US Secretary of State John Kerry, attending the talks, stressed again that "we're not going to coordinate with the Syrians."

However he added that Obama had made it clear that "he will hunt down ISIL (Islamic State) wherever they may be, and that includes Syria."

Asked by reporters if Obama is prepared to retaliate against Syrian President Bashar al-Assad's forces should they attack American aircraft, White House Press Secretary Josh Earnest said, "it won’t surprise you to know that there are contingencies related to self-defence when it comes to these sorts of rules of engagement."

A senior Obama administration official was more direct. He told The Associated Press that the US would hit back against Syrian forces if they fired on U.S. aircraft.

'No time to lose' 

On the ground in Iraq, sporadic clashes broke out near the town of Dhuluiyah, north of Baghdad, where security forces and allied tribesmen prepared for an operation against IS-led militants.

The area would appear to be the target of the next major drive against IS in Iraq, after a successful operation to break the siege of the town of Amerli farther north.

Armed Sunni factions and tribal leaders in talks with the Americans would be incorporated into a security force, like a national guard, Reuters reported. 

The plan, which is reminiscent of the "Awakening" movement that drove al-Qaeda from the country six years ago, would decentralise power from Baghdad and address Sunni concerns of oppression by the current national security forces which are Shia dominated, according to the report. 

There are reportedly 32,000 men who fought during the Awakening that are now ready to battle IS, Ahmed Abu Risha, a tribal leader who fought al-Qaeda in Iraq, told Reuters. An Iraqi security official put the total number of potential tribal and Sunni volunteer fighters at 60,000.

Just hours ahead of the conference on Monday, France's defence minister announced that Paris was joining Britain in carrying out reconnaissance flights in support of the ongoing US air campaign.

Shortly afterwards, two French Rafale fighter jets took off from the Al-Dhafra base in the United Arab Emirates.
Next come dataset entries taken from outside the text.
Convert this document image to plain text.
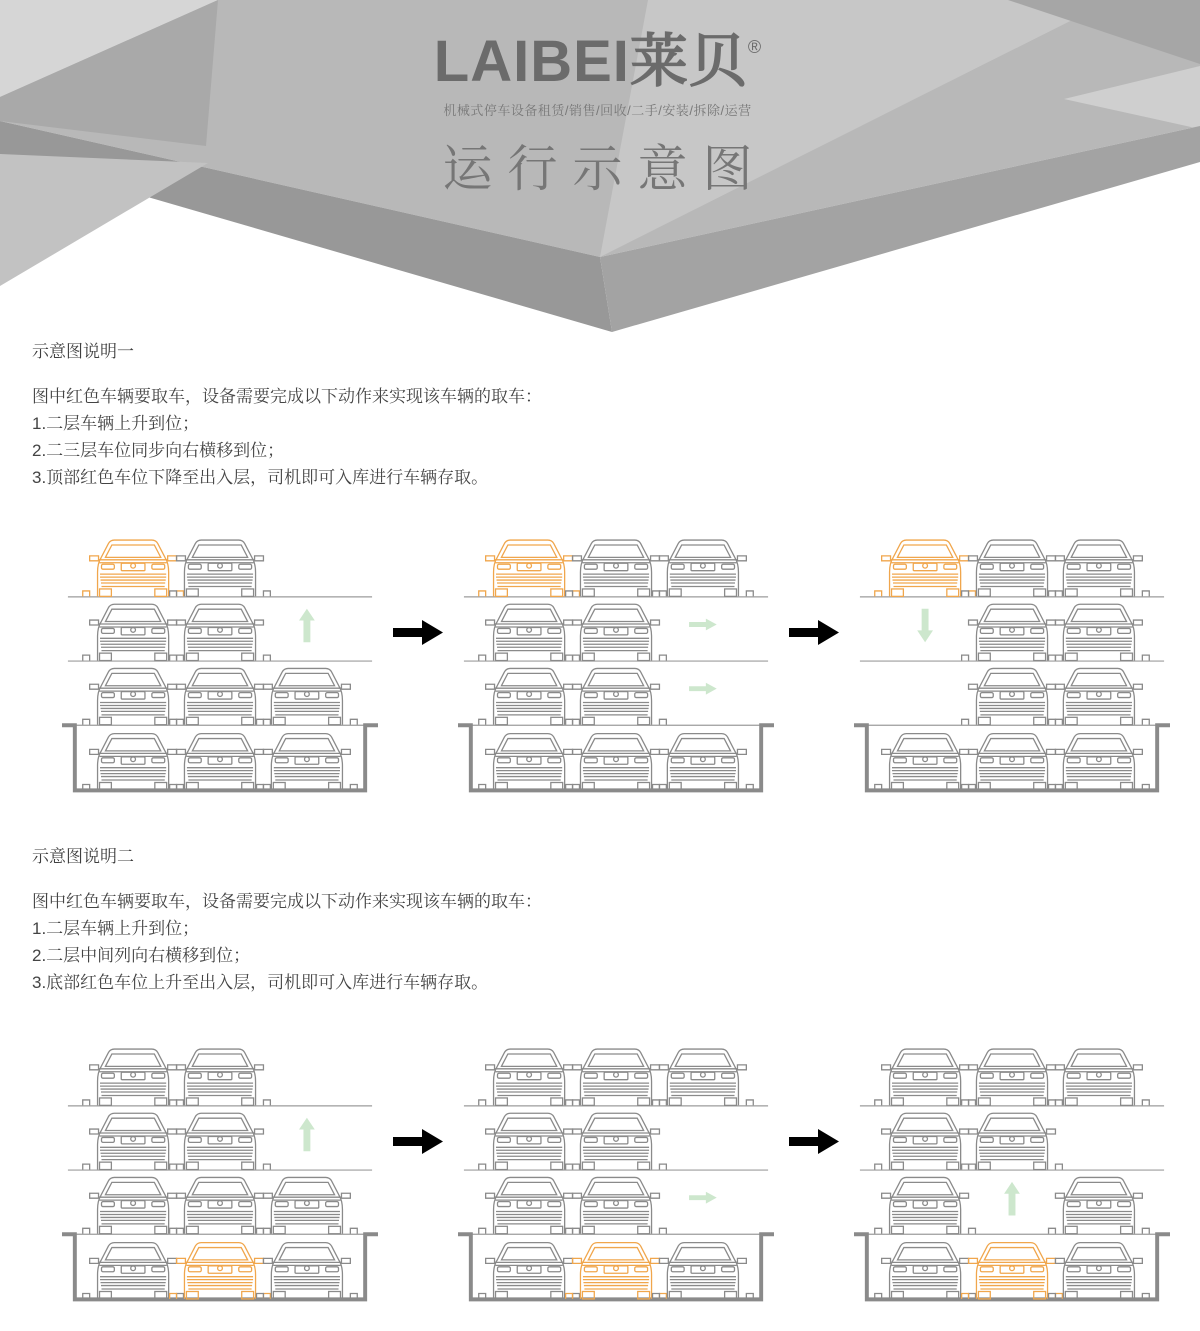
LAIBEI莱贝®
机械式停车设备租赁/销售/回收/二手/安装/拆除/运营
运行示意图
示意图说明一

图中红色车辆要取车，设备需要完成以下动作来实现该车辆的取车：

1.二层车辆上升到位；

2.二三层车位同步向右横移到位；

3.顶部红色车位下降至出入层，司机即可入库进行车辆存取。

示意图说明二

图中红色车辆要取车，设备需要完成以下动作来实现该车辆的取车：

1.二层车辆上升到位；

2.二层中间列向右横移到位；

3.底部红色车位上升至出入层，司机即可入库进行车辆存取。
And in Brussels, NATO chief Anders Fogh Rasmussen urged military action, calling IS "a group of terrorists with whom there is no chance whatsoever to negotiate."

The Paris meeting was the latest in a series of frantic diplomatic efforts to build a broad global coalition against IS, and German Foreign Minister Frank-Walter Steinmeier said meetings would come "thick and fast" ahead of a UN general assembly next week.

Ten Arab states including Saudi Arabia are among the countries backing the US-led coalition, and Australia has pledged 600 troops.

"We are not building a military coalition for an invasion... but for a transformation as well as for the elimination of ISIL," Kerry told reporters, using an alternative name for IS. "We are fighting an ideology, not a regime."

However, Iran, which was not invited to the conference, said it had rejected US overtures to help in the fight against the militants.

Iran, like Iraq, is majority Shiite, while IS is made up of Sunni fighters who target Shiite Muslims.